CEDAR RAPIDS — Cedar Rapids officials are considering investing in a signature public art installation that would hang in a highly visible location in the foyer of the convention center attached to the DoubleTree Hotel in downtown Cedar Rapids.
“Portrait of Iowa,” a piece by John Fleming, a Seattle artist and architect, would be a collection of 300 photographs printed on 1-foot-by-1-foot acrylic sheets and suspended in the “lantern” space of the convention center, a glass enclosure that juts out.
“I really love the way the piece jelled and the way it is going to work in the city and convention center,” Fleming, 63, said Wednesday in a telephone interview.
The City Council development committee on Wednesday endorsed what could be a six-figure project. The full council is set to vote on the contract, which is specified not to exceed $100,000, on Jan. 28.
Council member and committee chairwoman Ann Poe called it a “signature piece of public art” that will stand out during day and night.
“This is the type of art that shows our community is invested in itself,” Poe said. We are very excited.”
Installation is expected late this summer.
Assembled, the piece would be 34 feet tall and 10 feet-by-10 feet wide. It would float 11 feet overhead from the ground floor, and those on the second floor balcony could look up or down at the images.
During the day, shards of acrylic would have a prism effect, reflecting sunlight. At night, the installation would be illuminated with color-changing LED lights creating a visual impression visible inside or outside the building at First Avenue NE and Third Street NE.
“The goal is to install an iconic and highly visible piece of art that will help meet the Visual Arts Commission’s vision to make Cedar Rapids the destination for art in Iowa,” said Sylvia Brueckert, a city planner, noting a preference for interior and exterior visibility and “lighting and kinetic elements.”
The city’s Visual Arts Commission selected Fleming’s proposal by a 6-2 vote in December from a pool of nine finalists and more than 80 applicants.
Kayt Conrad, commission chairwoman, said members were impressed by the quality of the proposal — the most important criterion — as well as Fleming’s portfolio of high-profile work in other cities and his plan to involve community members in the creation of the piece.

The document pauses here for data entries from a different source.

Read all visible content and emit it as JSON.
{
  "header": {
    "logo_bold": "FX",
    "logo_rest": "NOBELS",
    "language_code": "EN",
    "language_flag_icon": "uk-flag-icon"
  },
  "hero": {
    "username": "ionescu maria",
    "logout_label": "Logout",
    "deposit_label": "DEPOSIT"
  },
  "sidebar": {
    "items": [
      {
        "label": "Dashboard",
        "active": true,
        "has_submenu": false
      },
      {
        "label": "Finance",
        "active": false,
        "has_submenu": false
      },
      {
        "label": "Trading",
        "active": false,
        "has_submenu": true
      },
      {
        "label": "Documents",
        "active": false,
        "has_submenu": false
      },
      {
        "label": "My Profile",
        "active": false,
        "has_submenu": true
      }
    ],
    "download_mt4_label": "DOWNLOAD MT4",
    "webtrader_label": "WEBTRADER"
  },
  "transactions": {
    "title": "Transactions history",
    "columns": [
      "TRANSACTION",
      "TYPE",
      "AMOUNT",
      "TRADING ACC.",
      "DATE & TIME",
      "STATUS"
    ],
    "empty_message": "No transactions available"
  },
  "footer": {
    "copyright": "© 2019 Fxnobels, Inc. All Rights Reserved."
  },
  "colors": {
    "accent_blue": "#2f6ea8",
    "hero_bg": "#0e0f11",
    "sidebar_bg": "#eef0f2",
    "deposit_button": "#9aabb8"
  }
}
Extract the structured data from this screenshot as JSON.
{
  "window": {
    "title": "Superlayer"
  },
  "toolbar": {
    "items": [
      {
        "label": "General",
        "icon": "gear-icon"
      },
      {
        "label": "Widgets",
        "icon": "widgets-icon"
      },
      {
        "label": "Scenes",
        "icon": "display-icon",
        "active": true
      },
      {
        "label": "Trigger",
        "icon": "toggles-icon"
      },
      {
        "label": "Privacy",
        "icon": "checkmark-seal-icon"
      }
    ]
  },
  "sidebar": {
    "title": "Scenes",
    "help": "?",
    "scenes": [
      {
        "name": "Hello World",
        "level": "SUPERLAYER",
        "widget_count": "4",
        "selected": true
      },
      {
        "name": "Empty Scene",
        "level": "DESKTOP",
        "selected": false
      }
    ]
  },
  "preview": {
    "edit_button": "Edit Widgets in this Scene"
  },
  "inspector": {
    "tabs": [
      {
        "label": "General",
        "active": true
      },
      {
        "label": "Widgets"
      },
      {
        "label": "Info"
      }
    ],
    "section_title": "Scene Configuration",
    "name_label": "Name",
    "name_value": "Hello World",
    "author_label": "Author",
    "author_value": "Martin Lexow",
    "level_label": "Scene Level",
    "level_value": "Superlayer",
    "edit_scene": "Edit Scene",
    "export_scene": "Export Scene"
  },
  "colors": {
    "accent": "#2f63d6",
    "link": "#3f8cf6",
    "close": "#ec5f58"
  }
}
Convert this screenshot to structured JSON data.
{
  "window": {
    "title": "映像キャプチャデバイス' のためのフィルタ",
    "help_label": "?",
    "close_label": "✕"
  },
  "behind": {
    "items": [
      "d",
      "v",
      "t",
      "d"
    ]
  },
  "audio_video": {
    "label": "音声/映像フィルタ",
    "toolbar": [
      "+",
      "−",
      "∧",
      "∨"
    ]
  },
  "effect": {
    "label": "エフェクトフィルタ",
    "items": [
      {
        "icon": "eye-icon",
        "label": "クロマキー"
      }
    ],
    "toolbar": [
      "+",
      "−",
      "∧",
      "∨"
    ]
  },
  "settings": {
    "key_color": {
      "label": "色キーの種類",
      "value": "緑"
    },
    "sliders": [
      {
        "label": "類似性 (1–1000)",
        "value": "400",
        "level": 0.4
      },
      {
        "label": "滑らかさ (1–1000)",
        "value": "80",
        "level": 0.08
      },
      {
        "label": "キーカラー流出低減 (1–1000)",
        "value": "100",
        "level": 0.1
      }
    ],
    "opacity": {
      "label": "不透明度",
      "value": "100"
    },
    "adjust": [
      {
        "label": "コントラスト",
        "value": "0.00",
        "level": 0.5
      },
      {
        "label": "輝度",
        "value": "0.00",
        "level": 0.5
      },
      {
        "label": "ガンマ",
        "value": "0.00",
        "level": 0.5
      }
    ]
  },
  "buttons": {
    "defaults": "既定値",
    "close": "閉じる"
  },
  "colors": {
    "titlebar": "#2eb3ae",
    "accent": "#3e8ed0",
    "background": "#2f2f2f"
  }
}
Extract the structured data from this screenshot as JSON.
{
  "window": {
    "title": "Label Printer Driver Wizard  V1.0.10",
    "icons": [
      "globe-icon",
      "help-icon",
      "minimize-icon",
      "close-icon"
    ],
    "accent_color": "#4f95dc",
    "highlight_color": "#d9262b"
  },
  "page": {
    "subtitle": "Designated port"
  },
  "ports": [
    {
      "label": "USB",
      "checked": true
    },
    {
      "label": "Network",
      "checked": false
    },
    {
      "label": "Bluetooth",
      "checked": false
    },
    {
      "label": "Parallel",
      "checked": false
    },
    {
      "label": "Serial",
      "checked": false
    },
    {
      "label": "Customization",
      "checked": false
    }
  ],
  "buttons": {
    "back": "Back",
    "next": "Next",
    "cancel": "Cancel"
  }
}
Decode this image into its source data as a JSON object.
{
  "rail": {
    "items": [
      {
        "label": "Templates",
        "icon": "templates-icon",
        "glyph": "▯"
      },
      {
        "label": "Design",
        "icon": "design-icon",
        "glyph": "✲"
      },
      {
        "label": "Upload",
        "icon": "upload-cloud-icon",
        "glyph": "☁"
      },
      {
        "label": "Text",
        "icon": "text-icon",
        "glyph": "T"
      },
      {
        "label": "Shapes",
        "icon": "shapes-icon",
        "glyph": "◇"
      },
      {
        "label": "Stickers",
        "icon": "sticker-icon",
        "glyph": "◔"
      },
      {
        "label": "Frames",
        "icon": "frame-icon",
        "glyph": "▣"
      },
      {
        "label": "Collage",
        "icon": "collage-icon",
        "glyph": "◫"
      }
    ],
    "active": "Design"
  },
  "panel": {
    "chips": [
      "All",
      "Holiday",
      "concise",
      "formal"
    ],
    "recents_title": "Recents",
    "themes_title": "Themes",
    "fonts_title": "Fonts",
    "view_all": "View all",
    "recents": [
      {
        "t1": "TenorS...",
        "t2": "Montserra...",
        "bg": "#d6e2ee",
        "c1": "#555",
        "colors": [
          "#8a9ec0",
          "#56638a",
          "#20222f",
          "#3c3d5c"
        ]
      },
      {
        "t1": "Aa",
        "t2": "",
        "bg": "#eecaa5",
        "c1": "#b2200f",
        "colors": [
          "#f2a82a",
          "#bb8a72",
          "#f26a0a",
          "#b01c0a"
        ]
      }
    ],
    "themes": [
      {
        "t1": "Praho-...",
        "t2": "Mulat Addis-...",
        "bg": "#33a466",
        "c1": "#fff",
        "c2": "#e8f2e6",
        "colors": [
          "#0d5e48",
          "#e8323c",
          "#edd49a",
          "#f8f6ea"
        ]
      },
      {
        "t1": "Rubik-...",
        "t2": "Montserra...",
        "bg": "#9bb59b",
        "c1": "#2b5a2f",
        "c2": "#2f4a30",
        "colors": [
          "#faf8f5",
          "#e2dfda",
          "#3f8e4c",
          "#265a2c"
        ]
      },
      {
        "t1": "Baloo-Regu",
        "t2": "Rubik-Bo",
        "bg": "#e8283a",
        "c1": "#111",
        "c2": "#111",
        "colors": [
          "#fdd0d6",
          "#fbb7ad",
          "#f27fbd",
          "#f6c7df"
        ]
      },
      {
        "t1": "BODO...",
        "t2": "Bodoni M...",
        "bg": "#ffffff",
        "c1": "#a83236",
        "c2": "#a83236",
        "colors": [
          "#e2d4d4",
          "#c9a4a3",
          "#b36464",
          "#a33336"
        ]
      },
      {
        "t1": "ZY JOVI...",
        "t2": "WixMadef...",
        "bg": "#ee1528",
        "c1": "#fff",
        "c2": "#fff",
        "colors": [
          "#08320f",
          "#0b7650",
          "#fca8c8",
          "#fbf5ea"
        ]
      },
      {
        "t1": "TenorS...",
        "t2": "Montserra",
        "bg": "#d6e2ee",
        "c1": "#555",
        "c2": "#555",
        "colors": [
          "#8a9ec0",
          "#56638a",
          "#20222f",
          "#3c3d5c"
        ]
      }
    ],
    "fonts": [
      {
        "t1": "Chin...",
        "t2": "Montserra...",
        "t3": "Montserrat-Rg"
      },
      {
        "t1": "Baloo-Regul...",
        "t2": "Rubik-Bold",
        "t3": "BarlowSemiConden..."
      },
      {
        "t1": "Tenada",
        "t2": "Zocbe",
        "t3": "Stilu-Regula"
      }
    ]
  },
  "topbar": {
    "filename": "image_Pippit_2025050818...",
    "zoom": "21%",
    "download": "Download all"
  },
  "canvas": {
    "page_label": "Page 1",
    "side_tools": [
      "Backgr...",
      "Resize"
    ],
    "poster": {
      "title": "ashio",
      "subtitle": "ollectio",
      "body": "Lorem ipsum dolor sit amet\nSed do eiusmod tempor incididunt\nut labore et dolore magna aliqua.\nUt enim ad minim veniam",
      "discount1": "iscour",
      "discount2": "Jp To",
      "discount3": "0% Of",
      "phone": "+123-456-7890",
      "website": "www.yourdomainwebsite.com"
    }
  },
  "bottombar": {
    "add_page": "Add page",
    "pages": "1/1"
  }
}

“He had done extensive research on the community and submitted a proposal for an installation that we felt would have lasting impact on residents and visitors alike,” Conrad said.
Fleming has completed a number of public art displays throughout the western United States including in San Francisco, Seattle, Vail, Colo., and Tempe, Ariz.
In the spring, Fleming plans to hold a photography workshop in Cedar Rapids with a goal of gathering 300 portraits. He envisions including images of buildings, countryside, the sky and cityscapes, likely submitted by the public. He would curate from the submissions what to use in his piece.
In Eastern Iowa, public investment in art has not always been well-received.
A $500,000, 30-foot-tall installation called the “Lens,” resembling a magnifying glass, was planned for the Iowa City Pedestrian Mall. While the project had some support, others ridiculed it and its price tag, and plans were abandoned.